There are no students in this poem yet their standing debt
Has nurtured a collective electorate that forms beyond
The ‘envies’ of petit bourgeois consumerism
This semantic field is manured with usurers’ tears
(The poem is one of my versions of Surrey's sonnets.)

The industrial dispute during the year over, well, pensions (you wait until Brexit when they will ‘roll back the state’ – what do you think the second half The English Strain and Bad Idea (so far) is about?)… The dispute in the ‘old’ universities did indeed answer some of these issues. Students on the whole lined up behind staff, part time lecturers finally revolted against their exploitation, and academics become militant in an inspiring way. It was a shame this dispute was not also in the ‘new’ universities sector where the exploitation (caused increasing research, increasing teaching, increasing admin and increasing bullying) is more acute. It was, as they say, consciousness raising. My involvement with the Ern Malley Orchestra (see here), many of whose highly unionised members teach at Liverpool University, showed me what was happening second hand. I took part in the only way I could: I (temporarily) resigned as an external examiner. I also talked at a conference on the profession of Creative Writing (a keynote, follow the links to the text at the end of this post), though that was before the dispute. I'd not seen such a negative vibe amongst Creative Writing tutors before. Exhausted.

Actually I've had quite an active year, professionally, given that I’ve retired. No, I haven’t, have I? I am a full time writer. This seems to be true in a very literal but limited way. I have written a lot of creative work, but NO critical work at all. Only that keynote (and a post about Roy Fisher's radicalism, here). No editing. No curating poetry readings. None of the things I thought I might do. The magazine Patrica and I proposed, Three Famous Aviators, remains firmly glued to the tarmac. Though I've been pondering how to process the 'fictional poet' trilogy (as I see it, and as I see it here). But that's creative work again.
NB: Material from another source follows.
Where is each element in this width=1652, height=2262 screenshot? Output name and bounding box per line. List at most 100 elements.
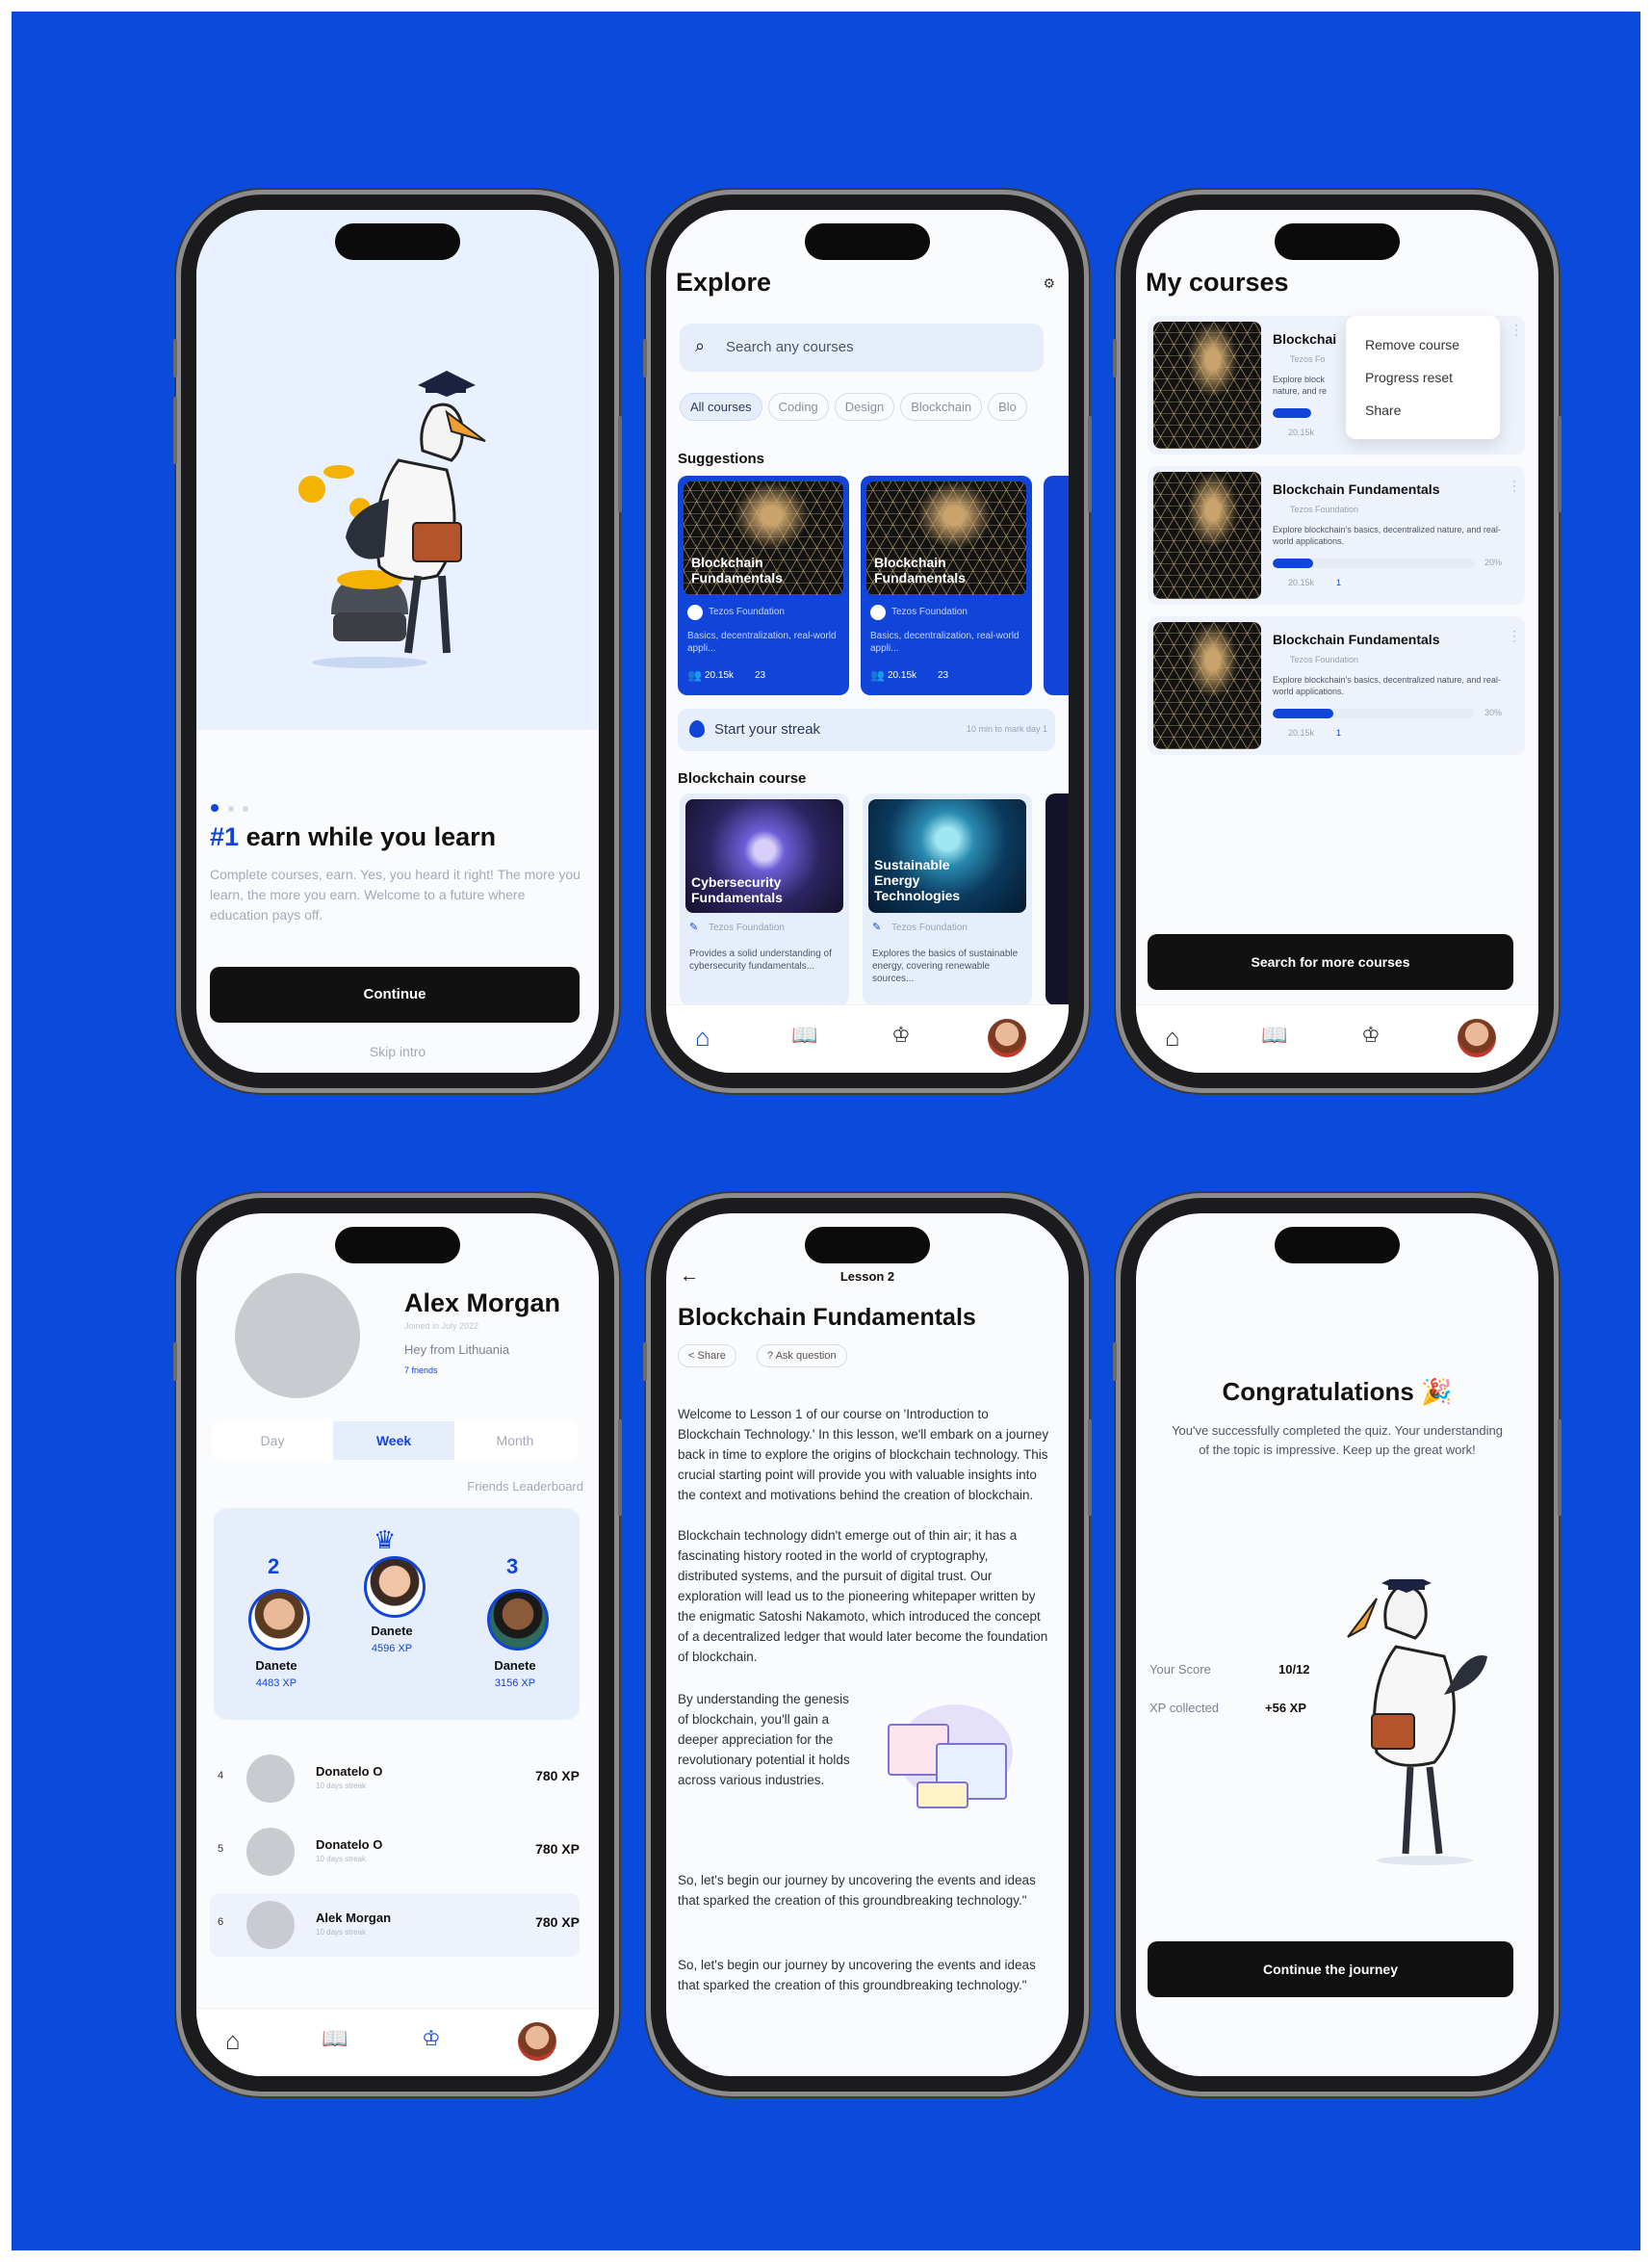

I can’t quite explain this, but now I’ve had a year ‘off’ (though no holiday) I might turn my attentions to more than my creative work (some of which is recorded on this blog: the ongoing sonnets, the collaborations withPete Clarke and Trev Eales, and more). I suppose if my goal was to have no goal (as Patrick Kavanagh put it) I shouldn’t be surprised to find I have no goal. But certainly not targets. No outputs. No projects. But possibly a (private) list.

I've just seen the contents of the 'Robert Sheppard Companion'. It's overwhelming and I'm not going to be lonely with a companion like that! A big boot up the rear from other people's suppositions about what it is I might have been doing.

Watch this space. An upcoming post on the history of Pages itself may suggest some renewed literary activism. Even 'aesthetic justice'.

(The above was mostly written before my mother died, so a lot of these thoughts have been put on hold while I deal with the bureaucracy of death. Here.)